A cold sore go through three infective stages. These are as follows:

  • Tingling/Burning/Itching – Individuals experience the following sensation on their lips, usually in a day or so.
  • Blisters – Painful spots emerge on the surface of the skin, especially the face. These spots will eventually develop into blisters.
  • Scabbing or crusting – During this stage, the painful blisters burst and bleed. Scabs are then formed, crusting over and falling off.

For initial and first-time infections of HSV, the signs and symptoms include:

  • Fever and chills
  • Red (sometimes painful), swollen gums
  • Muscle pain
  • Sore throat
  • Swollen glands or swollen lymph nodes (specifically on the neck)
  • Burning sensation involving the mouth
  • Difficulty swallowing
  • Severe headache
  • Stomach pain

The symptoms mentioned above should go away in time. Moreover, it is also necessary to learn when and how to see a healthcare professional if the infection gets worse.
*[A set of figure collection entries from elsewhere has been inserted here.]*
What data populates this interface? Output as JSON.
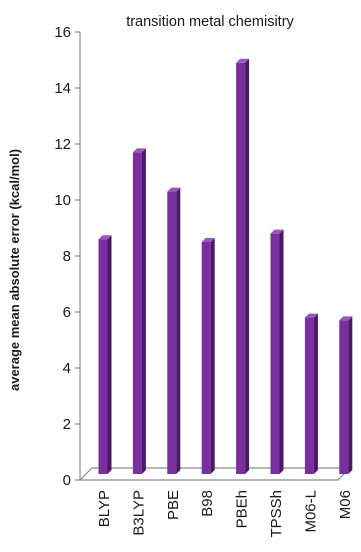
{
  "chart_data": {
    "type": "bar",
    "title": "transition metal chemisitry",
    "xlabel": "",
    "ylabel": "average mean absolute error (kcal/mol)",
    "categories": [
      "BLYP",
      "B3LYP",
      "PBE",
      "B98",
      "PBEh",
      "TPSSh",
      "M06-L",
      "M06"
    ],
    "values": [
      8.6,
      11.7,
      10.3,
      8.5,
      14.9,
      8.8,
      5.8,
      5.7
    ],
    "ylim": [
      0,
      16
    ],
    "yticks": [
      "0",
      "2",
      "4",
      "6",
      "8",
      "10",
      "12",
      "14",
      "16"
    ],
    "grid": false,
    "legend": "none",
    "colors": {
      "bar_face": "#7a2fa0",
      "bar_side": "#4c1866",
      "bar_top": "#9b55c2",
      "axis": "#8c8c8c"
    }
  }
}
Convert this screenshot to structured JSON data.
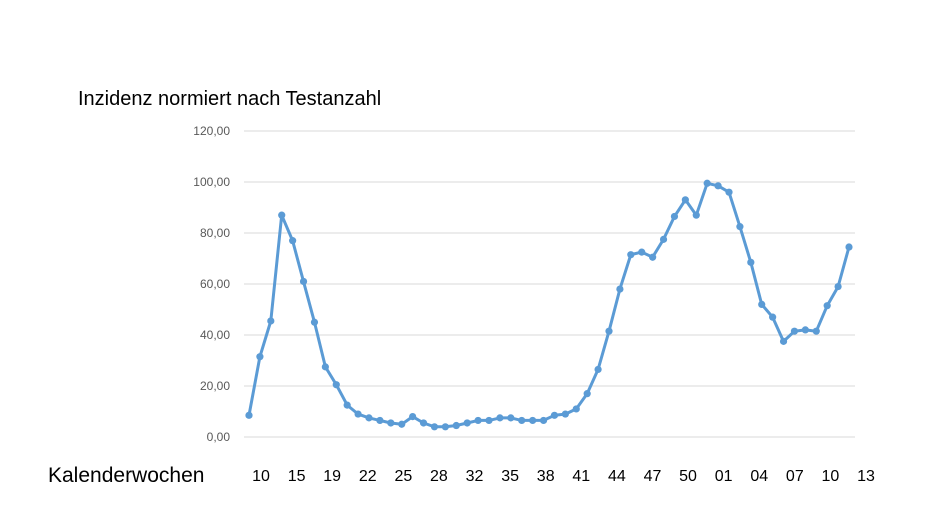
{
  "chart_data": {
    "type": "line",
    "title": "Inzidenz normiert nach Testanzahl",
    "xlabel": "Kalenderwochen",
    "ylabel": "",
    "ylim": [
      0,
      120
    ],
    "yticks": [
      "0,00",
      "20,00",
      "40,00",
      "60,00",
      "80,00",
      "100,00",
      "120,00"
    ],
    "xtick_labels": [
      "10",
      "15",
      "19",
      "22",
      "25",
      "28",
      "32",
      "35",
      "38",
      "41",
      "44",
      "47",
      "50",
      "01",
      "04",
      "07",
      "10",
      "13"
    ],
    "grid": true,
    "legend": "none",
    "color": "#5b9bd5",
    "series": [
      {
        "values": [
          8.5,
          31.5,
          45.5,
          87,
          77,
          61,
          45,
          27.5,
          20.5,
          12.5,
          9,
          7.5,
          6.5,
          5.5,
          5,
          8,
          5.5,
          4,
          4,
          4.5,
          5.5,
          6.5,
          6.5,
          7.5,
          7.5,
          6.5,
          6.5,
          6.5,
          8.5,
          9,
          11,
          17,
          26.5,
          41.5,
          58,
          71.5,
          72.5,
          70.5,
          77.5,
          86.5,
          93,
          87,
          99.5,
          98.5,
          96,
          82.5,
          68.5,
          52,
          47,
          37.5,
          41.5,
          42,
          41.5,
          51.5,
          59,
          74.5
        ]
      }
    ]
  }
}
  • Seek medical care immediately by calling your healthcare professional if the cold sores do not heal.
  • Immune system has become fragile to more infections.
  • Symptoms of HSV become severe (both in its first infection and recurrences).
  • Cold sores have reappeared frequently.
  • Experiencing eye irritation along with the cold sore infection – your immune system has received so much damages.

Causes of Cold Sores

The two main types of herpes simplex virus are HSV-1 and HSV-2. Cold sores are a product of HSV-1, while HSV-2 triggers the appearance of genital herpes or sores in the genital area. Practice utilizing clean equipment and cloth in your hygiene to avoid probable infection. As much as possible, prevent yourself from using shared items, which include towels, spoons or fork, and razors.

The most contagious part of a cold sore is when it is on its third stage already. A high case of probable infection may happen even if blisters have not existed on the dermis. Furthermore, in cases such as infection recurrence, the same treatment must be administered.

Treatment and Prevention

The treatment for cold sores involves the usage of antiviral medications. Your healthcare professional will likely prescribe these medications to you. One of the FDA-approved medications is penciclovir.

Consider the following precautions below that indicate the measures to prevent your risk for cold sore infection.

  • Herpes simplex virus is capable of spreading quickly. This is especially true if the blisters have bled already. Once this occurs, the viral transmission becomes active, making it impossible to stop the spread. Practice yourself by not kissing people with active bumps or cold sores. Other than that, it is best to avoid engaging in unprotected sexual activity. Doing so will only give the virus easy access for possible transmission.
  • It is never too late in avoiding shared items (mostly personal ones) with an individual with the virus.
  • Your hygiene plays a vital role in viral infection. If you happen to have the virus, always keep your hands clean and tidy.